Adrian A. Stimson

Shortly before he died, Plenty Coups, the last great Chief of the Crow Nation, told his story; “When the buffalo went away the hearts of my people fell to the ground,” he said, “and they could not lift them up again. After this nothing happened.” 1

Ernest Thompson Seton, naturalist, just after the turn of the century determined to estimate the number of bison in North America pre contact, he undertook a rigorous process of mathematics, logic and comparisons to domestic animals living on the plains. “Seton figured there were 75 million buffalo in North America before the white man arrived.” 2

The historical slaughter of the bison was a part of the decimation of First Nations in the Americas, a deliberate and brutal attempt to destroy not only the bison but the people who relied on the bison for sustenance. Yet both have survived and live to relate their ongoing story.

My desire in creating Bison Candy is to honour the memory of the bison and its resilience. To study and promote its return to the territories it once dominated. The history of the bison is analogous to Plains Indigenous being, in our time, the bison is still a source of inspiration, imagination and life.

Each Bison Candy honours the memory of one of those 75 Million and its resilience today. Bison Candy is an act of memory and celebration. In our time, the herds are making a come back, the bison is still a source of inspiration, imagination and life for Plains Tribes and all people.
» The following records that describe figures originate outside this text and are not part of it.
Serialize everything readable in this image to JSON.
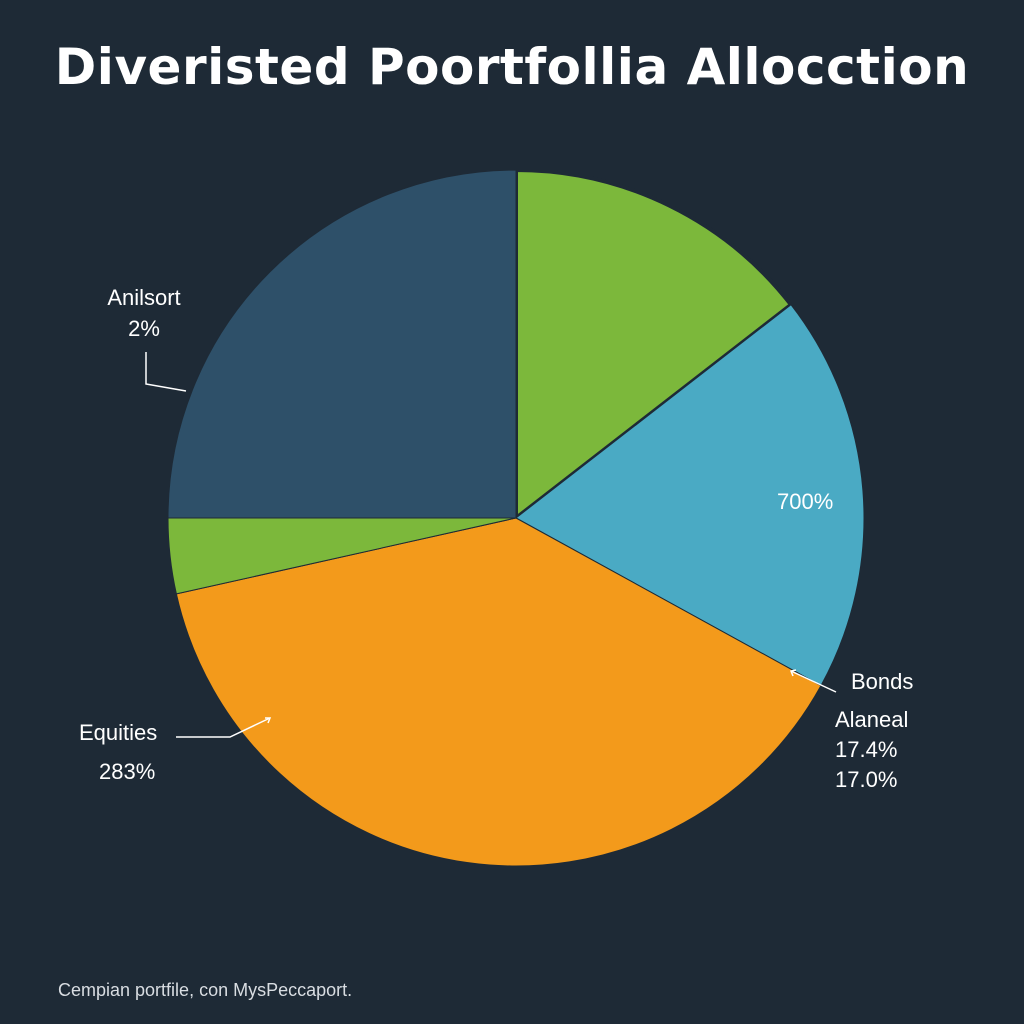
{
  "chart_data": {
    "type": "pie",
    "title": "Diveristed Poortfollia Allocction",
    "start_angle_deg": 0,
    "slices": [
      {
        "value": 14.5,
        "color": "#7cb83b"
      },
      {
        "value": 18.5,
        "color": "#4aaac4"
      },
      {
        "value": 38.5,
        "color": "#f39a1b"
      },
      {
        "value": 3.5,
        "color": "#7cb83b"
      },
      {
        "value": 25.0,
        "color": "#2e5069"
      }
    ],
    "annotations": [
      {
        "label": "Anilsort",
        "value": "2%"
      },
      {
        "label": "",
        "value": "700%"
      },
      {
        "label": "Bonds",
        "value": ""
      },
      {
        "label": "Alaneal",
        "values": [
          "17.4%",
          "17.0%"
        ]
      },
      {
        "label": "Equities",
        "value": "283%"
      }
    ]
  },
  "footer": "Cempian portfile, con MysPeccaport.",
  "colors": {
    "background": "#1e2a36",
    "leader_line": "#ffffff"
  }
}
1 Radical Hope: Ethics in the Face of Cultural Devastation, Jonathan Lear internet: www.powells.com/biblio/0-9780674023291-0
2 Dary, David A. The Buffalo Book, Swallow Press; Ohio University Press 1989, pg. 29.

Adrian Stimson is a member of the Siksika (Blackfoot) Nation and an interdisciplinary artist who has exhibited nationally and internationally. His paintings primarily depict bison in imagined landscapes evoking ideas of cultural fragility, resilience and nostalgia. His performance art looks at identity construction, specifically the hybridization of the
Indian, the cowboy, the shaman and Two Spirit being. His video work includes “As Above So Below”, created for “With Secrecy and Despatch,” at the Campbelltown Arts Centre, in New South Wales Australia. In 2018 Adrian was awarded the Governor General Award in Visual and Media Arts. He was awarded the Blackfoot Visual Arts Award in 2009, the Queen Elizabeth II Golden Jubilee Medal in 2003, the Alberta Centennial Medal in 2005 and the REVEAL Indigenous Arts Award –Hnatyshyn Foundation in 2017. The British Museum recently acquired two of his paintings for their North American Indigenous collection.